The goal of IPTW is to achieve balance. If balance is not achieved by your IPTW specification, can you try to respecify the model or you can use regression in the weighted sample with the imbalanced covariates included to adjust for confounding by those covariates. This is not necessarily the best way to proceed, though. Failing to balance a covariate with the weights means that you are placing the entire burden of adjusting for the covariate onto the outcome regression model. If that model is wrong (and it almost certainly is), confounding will remain. The point of balancing is to make it so that the confounding that remains after covariate adjustment by an incorrect model is as minimal as possible. This is the thesis of Ho, Imai, King, and Stuart (2007).
It doesn't make much sense to remove a covariate from a propensity score model.
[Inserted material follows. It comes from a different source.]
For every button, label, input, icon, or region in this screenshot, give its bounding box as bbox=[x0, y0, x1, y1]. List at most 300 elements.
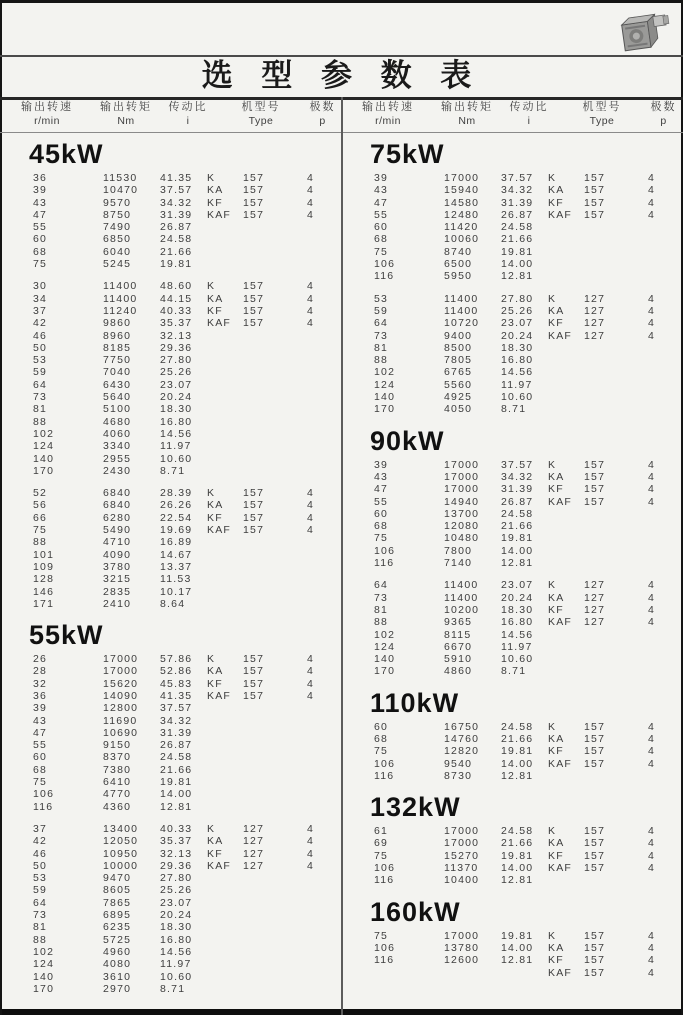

If that model fails to balance a covariate, you should want to add that covariate into the model in multiple different ways (e.g., squared terms, log terms, interactions, subclasses) to achieve balance, not drop it from the model because the model with it in is doing poorly. Surely a model without the covariate will balance the covariate even worse.
Ideally, you should combine IPTW with an outcome regression model so that the remaining imbalance is accounted for by the outcome regression model and the misspecification of the outcome regression model is mitigated by the balance. There several estimators that combine a propensity score and outcome model; these are called "doubly robust" estimators, and outcome regression in an IPTW-weighted sample is one of them, but there are others.
You should also consider using either optimization-based approaches like entropy balancing, which guarantee balance on the covariate means and have good efficiency properties, or machine learning methods like generalized boosted modeling (GBM) or Bayesian additive regression trees (BART), which attempt to flexibly model the propensity score. These are available in the R package
WeightIt (which I developed). There has been so much work done on new, robust methods with excellent statistical properties that one should not be using the simple methods developed 20 years ago.